The issue has stirred up an age-old debate about the safety of ingredients in beauty and cosmetics products and whether or not the government has the power to regulate it. The only law currently regulating the industry at present is the aforementioned law from 1938, which gives the FDA so little regulatory control that it can't even require companies to notify the agency when someone has an adverse reaction, even if that reaction causes permanent impairment or death.
The latest attempt by Congress to revamp the ancient law is the Personal Care Products Safety Act, a bill sponsored by Sens.
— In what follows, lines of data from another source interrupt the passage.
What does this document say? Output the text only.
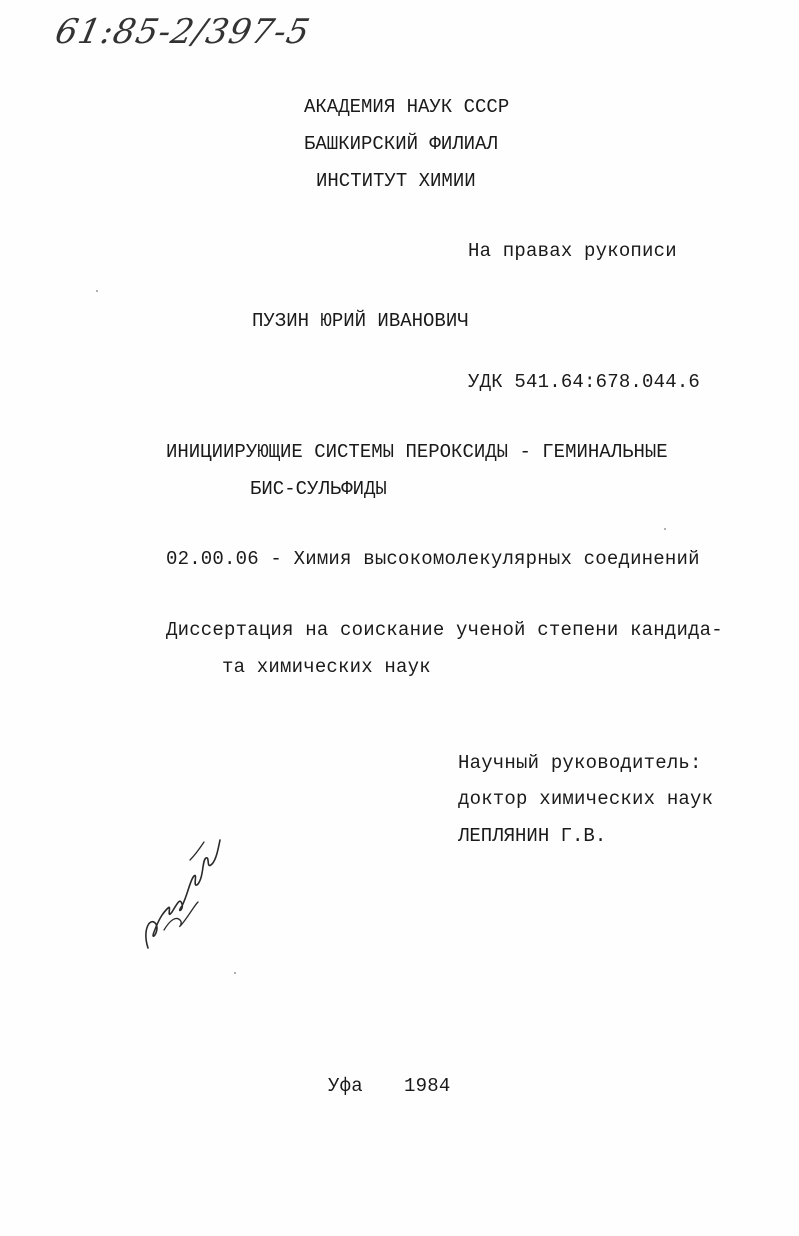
61:85-2/397-5
АКАДЕМИЯ НАУК СССР
БАШКИРСКИЙ ФИЛИАЛ
ИНСТИТУТ ХИМИИ
На правах рукописи
ПУЗИН ЮРИЙ ИВАНОВИЧ
УДК 541.64:678.044.6
ИНИЦИИРУЮЩИЕ СИСТЕМЫ ПЕРОКСИДЫ - ГЕМИНАЛЬНЫЕ
БИС-СУЛЬФИДЫ
02.00.06 - Химия высокомолекулярных соединений
Диссертация на соискание ученой степени кандида-
та химических наук
Научный руководитель:
доктор химических наук
ЛЕПЛЯНИН Г.В.
Уфа 1984
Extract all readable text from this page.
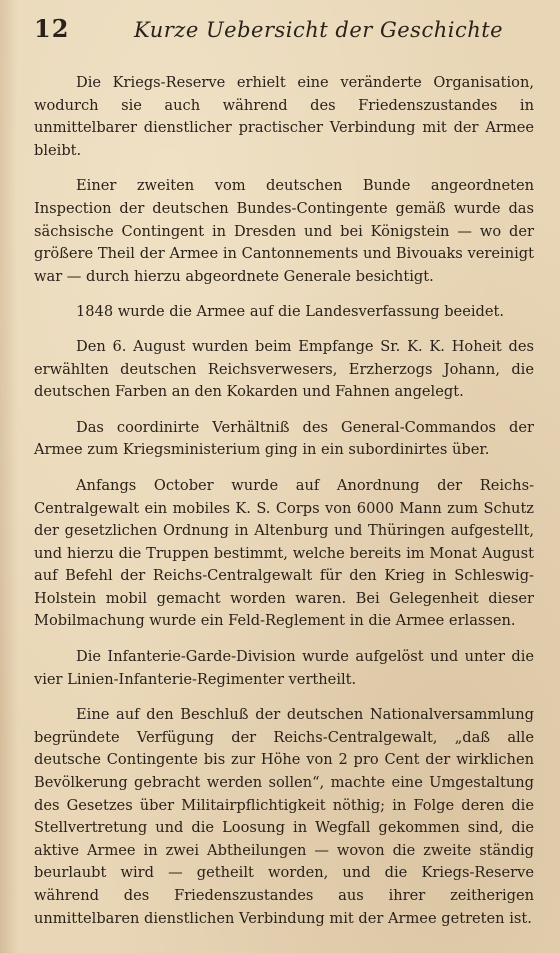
12	Kurze Uebersicht der Geschichte

Die Kriegs-Reserve erhielt eine veränderte Organisation, wodurch sie auch während des Friedenszustandes in unmittelbarer dienstlicher practischer Verbindung mit der Armee bleibt.

Einer zweiten vom deutschen Bunde angeordneten Inspection der deutschen Bundes-Contingente gemäß wurde das sächsische Contingent in Dresden und bei Königstein — wo der größere Theil der Armee in Cantonnements und Bivouaks vereinigt war — durch hierzu abgeordnete Generale besichtigt.

1848 wurde die Armee auf die Landesverfassung beeidet.

Den 6. August wurden beim Empfange Sr. K. K. Hoheit des erwählten deutschen Reichsverwesers, Erzherzogs Johann, die deutschen Farben an den Kokarden und Fahnen angelegt.

Das coordinirte Verhältniß des General-Commandos der Armee zum Kriegsministerium ging in ein subordinirtes über.

Anfangs October wurde auf Anordnung der Reichs-Centralgewalt ein mobiles K. S. Corps von 6000 Mann zum Schutz der gesetzlichen Ordnung in Altenburg und Thüringen aufgestellt, und hierzu die Truppen bestimmt, welche bereits im Monat August auf Befehl der Reichs-Centralgewalt für den Krieg in Schleswig-Holstein mobil gemacht worden waren. Bei Gelegenheit dieser Mobilmachung wurde ein Feld-Reglement in die Armee erlassen.

Die Infanterie-Garde-Division wurde aufgelöst und unter die vier Linien-Infanterie-Regimenter vertheilt.

Eine auf den Beschluß der deutschen Nationalversammlung begründete Verfügung der Reichs-Centralgewalt, „daß alle deutsche Contingente bis zur Höhe von 2 pro Cent der wirklichen Bevölkerung gebracht werden sollen“, machte eine Umgestaltung des Gesetzes über Militairpflichtigkeit nöthig; in Folge deren die Stellvertretung und die Loosung in Wegfall gekommen sind, die aktive Armee in zwei Abtheilungen — wovon die zweite ständig beurlaubt wird — getheilt worden, und die Kriegs-Reserve während des Friedenszustandes aus ihrer zeitherigen unmittelbaren dienstlichen Verbindung mit der Armee getreten ist.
Dianne Feinstein (D-Calif.) and Susan Collins (R-Maine) and backed by a number of number of industry giants such as Johnson & Johnson, Procter & Gamble, and Estée Lauder. The Environmental Working Group has also backed the plan.
But resistance to the proposed bill has come in the form of a counter-bill put forth by U.S. Rep. Pete Sessions (R-Texas) that has been backed by the Independent Cosmetic Manufacturers and Distributors. (That's a trade group made up of smaller personal care product manufacturers such as the direct-sales company Mary Kay Inc.) Sessions' bill is similar to the Feinstein-Collins bill in that it would require companies to notify the FDA when customers report adverse reactions, but unlike the Personal Care Products Safety Act, Sessions' bill would not give the FDA any authority to order a recall or to collect fees from companies to pay for safety testing.
So yet again Congress is at a stalemate regarding how best to improve the safety of personal care and cosmetics products. And consumers are left scratching their heads — literally — over which personal care products they should trust.